Ce sont les forces de la résistance face au changement. Il y a effectivement un reflexe naturel qui est celui de craindre le changement. Les gens sont habitués à une certaine façon de faire, à des choses, et nous on reparle de pédagogie, de communication. Si on revient à la question du dialectal (et ce qu’elle a fait comme bruit), la problématique porte sur comment assurer une transition entre le capital linguistique acquis par l’enfant dans sa famille et l’apprentissage à l’école, comment assurer la transition en douceur, c’est ça la problématique, elle est pédagogique et non pas politique ni idéologique. Ce que je voulais, c’est formaliser la démarche. Et on m’a ramené des enseignants qui faisaient un travail magnifique, comme une au Sud qui avait une licence en tamazight et avait un corpus pour expliquer des choses en targui, en arabe, en kabyle, en français… personne ne le lui a demandé. C’est ce qui est intéressant avec les enseignants. On encourage l’innovation pour peu que ça serve l’enfant, la réussite.
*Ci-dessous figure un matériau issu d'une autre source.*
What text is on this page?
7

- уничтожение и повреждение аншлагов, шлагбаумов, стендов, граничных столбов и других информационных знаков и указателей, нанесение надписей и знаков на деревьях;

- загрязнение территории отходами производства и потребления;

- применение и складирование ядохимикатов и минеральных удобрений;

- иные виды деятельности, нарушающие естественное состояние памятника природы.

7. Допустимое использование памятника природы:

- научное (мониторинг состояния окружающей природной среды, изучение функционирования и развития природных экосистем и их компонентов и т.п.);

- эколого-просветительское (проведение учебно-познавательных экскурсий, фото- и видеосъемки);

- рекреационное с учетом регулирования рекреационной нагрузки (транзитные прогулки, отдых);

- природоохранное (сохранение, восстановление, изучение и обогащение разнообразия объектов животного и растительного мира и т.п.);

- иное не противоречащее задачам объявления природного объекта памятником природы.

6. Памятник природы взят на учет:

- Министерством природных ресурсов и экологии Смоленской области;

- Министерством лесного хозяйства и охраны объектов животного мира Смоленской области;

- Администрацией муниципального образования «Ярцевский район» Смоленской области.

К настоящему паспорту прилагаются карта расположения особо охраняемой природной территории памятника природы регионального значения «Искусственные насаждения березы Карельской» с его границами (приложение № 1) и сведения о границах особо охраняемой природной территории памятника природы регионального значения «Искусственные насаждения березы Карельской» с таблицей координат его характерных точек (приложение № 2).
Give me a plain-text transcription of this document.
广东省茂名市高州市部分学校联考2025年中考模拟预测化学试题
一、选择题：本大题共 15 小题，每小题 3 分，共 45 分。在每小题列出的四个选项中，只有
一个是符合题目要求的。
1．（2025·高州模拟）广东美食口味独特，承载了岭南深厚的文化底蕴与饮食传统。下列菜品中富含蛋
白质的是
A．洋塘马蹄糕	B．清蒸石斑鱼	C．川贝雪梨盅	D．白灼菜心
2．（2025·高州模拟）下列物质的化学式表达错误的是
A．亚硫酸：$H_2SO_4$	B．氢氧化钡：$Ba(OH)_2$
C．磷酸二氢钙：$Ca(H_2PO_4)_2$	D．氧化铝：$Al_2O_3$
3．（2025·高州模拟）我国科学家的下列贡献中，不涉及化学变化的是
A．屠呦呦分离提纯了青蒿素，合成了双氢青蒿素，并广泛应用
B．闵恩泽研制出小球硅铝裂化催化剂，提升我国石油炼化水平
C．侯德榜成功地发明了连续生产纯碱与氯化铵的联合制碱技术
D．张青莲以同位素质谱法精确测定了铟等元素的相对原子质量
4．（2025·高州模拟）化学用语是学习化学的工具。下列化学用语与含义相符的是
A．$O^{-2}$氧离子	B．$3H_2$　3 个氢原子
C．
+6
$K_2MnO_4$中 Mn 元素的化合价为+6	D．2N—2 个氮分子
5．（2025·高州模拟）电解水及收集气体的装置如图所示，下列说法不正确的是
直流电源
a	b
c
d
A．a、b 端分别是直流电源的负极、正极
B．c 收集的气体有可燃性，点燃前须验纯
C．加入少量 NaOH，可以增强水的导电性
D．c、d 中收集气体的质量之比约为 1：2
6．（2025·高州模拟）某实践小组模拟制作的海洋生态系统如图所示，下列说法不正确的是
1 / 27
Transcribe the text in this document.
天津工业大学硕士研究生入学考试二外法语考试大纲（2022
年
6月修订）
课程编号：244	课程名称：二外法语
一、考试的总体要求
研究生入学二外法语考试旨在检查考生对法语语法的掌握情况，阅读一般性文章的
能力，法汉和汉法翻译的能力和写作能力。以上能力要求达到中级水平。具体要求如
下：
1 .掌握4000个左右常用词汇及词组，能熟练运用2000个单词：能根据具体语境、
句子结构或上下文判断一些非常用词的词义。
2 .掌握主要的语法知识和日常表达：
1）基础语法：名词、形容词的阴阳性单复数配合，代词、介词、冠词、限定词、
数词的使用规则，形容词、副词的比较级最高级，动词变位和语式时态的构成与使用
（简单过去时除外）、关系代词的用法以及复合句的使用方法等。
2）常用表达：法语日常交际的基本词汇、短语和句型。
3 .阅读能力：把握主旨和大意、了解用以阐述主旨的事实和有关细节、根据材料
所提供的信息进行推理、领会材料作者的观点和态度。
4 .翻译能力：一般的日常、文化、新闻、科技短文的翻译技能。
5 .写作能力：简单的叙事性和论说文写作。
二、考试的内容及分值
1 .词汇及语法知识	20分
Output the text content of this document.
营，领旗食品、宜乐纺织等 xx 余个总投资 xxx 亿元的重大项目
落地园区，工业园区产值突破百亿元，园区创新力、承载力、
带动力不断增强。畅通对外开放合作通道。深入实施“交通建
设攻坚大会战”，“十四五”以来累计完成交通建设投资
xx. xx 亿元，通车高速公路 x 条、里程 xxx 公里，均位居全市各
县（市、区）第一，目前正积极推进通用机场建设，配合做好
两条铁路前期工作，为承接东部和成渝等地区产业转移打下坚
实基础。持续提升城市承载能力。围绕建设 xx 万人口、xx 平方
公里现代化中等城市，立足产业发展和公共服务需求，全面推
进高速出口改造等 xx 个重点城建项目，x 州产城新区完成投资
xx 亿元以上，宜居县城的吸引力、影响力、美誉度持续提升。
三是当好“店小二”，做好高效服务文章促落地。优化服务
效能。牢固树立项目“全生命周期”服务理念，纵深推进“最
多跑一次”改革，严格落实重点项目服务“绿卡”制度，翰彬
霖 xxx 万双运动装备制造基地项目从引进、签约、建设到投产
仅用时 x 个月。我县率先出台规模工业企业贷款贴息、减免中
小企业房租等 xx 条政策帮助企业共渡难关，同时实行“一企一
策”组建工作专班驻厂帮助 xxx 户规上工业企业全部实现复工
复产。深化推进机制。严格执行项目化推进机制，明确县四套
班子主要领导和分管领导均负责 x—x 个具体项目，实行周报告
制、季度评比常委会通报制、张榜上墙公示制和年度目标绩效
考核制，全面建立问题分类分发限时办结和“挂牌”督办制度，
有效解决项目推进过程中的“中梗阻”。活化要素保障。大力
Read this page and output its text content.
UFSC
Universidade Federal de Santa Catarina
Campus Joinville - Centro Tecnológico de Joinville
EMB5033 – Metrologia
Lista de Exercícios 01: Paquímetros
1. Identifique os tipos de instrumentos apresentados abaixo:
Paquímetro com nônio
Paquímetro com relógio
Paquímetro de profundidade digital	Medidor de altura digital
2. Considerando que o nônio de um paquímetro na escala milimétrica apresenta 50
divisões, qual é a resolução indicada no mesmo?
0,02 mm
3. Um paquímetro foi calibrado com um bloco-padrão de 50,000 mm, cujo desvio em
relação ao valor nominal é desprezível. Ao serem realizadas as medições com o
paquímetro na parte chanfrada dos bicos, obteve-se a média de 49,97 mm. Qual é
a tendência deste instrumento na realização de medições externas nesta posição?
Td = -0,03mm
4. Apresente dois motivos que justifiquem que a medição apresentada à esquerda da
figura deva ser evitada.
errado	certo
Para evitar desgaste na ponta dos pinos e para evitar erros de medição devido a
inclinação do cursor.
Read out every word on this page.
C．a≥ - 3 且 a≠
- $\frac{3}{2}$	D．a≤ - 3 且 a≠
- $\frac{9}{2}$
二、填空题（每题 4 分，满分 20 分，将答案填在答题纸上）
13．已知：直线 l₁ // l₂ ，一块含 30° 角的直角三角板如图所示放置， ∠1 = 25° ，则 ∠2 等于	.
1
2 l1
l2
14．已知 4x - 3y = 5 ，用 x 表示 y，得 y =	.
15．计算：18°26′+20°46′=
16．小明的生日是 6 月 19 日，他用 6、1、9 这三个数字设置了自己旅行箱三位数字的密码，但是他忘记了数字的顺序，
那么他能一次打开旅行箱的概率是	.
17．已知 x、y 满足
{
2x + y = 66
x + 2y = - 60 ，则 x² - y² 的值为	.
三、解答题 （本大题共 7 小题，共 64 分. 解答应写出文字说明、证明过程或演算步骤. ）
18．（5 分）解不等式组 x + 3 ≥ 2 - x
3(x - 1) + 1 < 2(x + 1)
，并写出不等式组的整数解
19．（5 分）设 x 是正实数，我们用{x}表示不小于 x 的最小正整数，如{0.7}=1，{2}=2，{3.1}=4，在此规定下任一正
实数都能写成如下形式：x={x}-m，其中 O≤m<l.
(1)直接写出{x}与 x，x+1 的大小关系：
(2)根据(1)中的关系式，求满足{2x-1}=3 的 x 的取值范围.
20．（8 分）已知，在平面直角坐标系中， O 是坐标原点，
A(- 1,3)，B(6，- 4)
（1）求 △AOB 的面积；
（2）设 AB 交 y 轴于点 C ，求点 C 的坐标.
Dans votre démarche de réforme, avez-vous senti que vous étiez soutenue par le gouvernement ? On a l’impression qu’il y a une forme d’hésitation chez le gouvernement, à chaque fois il tente de rassurer…
En toute sincérité, je n’aurais pas pu avancer si je n’ avais pas le soutien du gouvernement, du Premier ministre et des plus hautes autorités de l’État. Parce que dans un système éducatif, il n’y a pas pire que de laisser les choses en l’état. Ça n’existe pas, soit vous reculez, soit vous avancez. Il est vrai qu’il y avait un environnement, un contexte. Il y a très peu d’organisations qui se sont élevées pour lutter contre la “ataba”. Que les probabilités ne soient pas enseignées, cela n’a dérangé personne. Ce qui fait que le taux d’échec en première année à l’université s’explique aussi par cela. J’ai l’impression qu’il y avait un phénomène de banalisation. On est habitué, on est juste content quand il n’y a pas de grèves. Mais c’est insuffisant. On est content que l’enfant ait son enseignant. Aujourd’hui, la société est exigeante et j’encourage l’exigence, sinon il n’y aura pas d’amélioration. Encourager l’exigence et répondre à la demande des parents, c’est de leur dire oui je ne me contente pas d’assurer une place pédagogique à votre enfant, mais je vais tenter d’assurer son épanouissement en faisant en sorte que ses compétences puissent êtres valorisées à travers la didactique des disciplines, l’attitude que l’enseignant doit avoir. S’il y a un secteur où il faut une formation permanente, c’est le secteur de l’éducation. Il y a des avancées continuelles et si on ne développe pas une attitude critique par rapport à sa pratique, une attitude critique chez l’enseignant, vous gagnerez sur les trente années à venir. L’enseignant saura sa mesure. Se satisfaire de la réussite de quatre élèves dans une classe alors que le gros de la troupe a échoué, c’est un aveu d’échec, de l’inconscience. Nous sommes là pour faire réussir les enfants. Il y a des compétences diversifiées, on doit les accompagner et on doit valoriser la formation professionnelle. L’éducation nationale, avec ses 400 000 enseignants, a un boulot monstrueux à mener, il y a tout un programme, mais on est obligé d’élaborer des priorités et dans nos priorités, c’est la remédiation pédagogique. Notre priorité, remédier au taux de redoublement catastrophique et au taux d’abandon. Quand vous vous sentez mal dans votre classe, quand vous allez à l’école juste pour qu’on vous stigmatise, vous préparez le lit à tout ça. Mais si on a une approche pédagogique, on change la posture chez l’enseignant où son objectif est d’identifier non seulement vos incompétences, mais aussi vos compétences.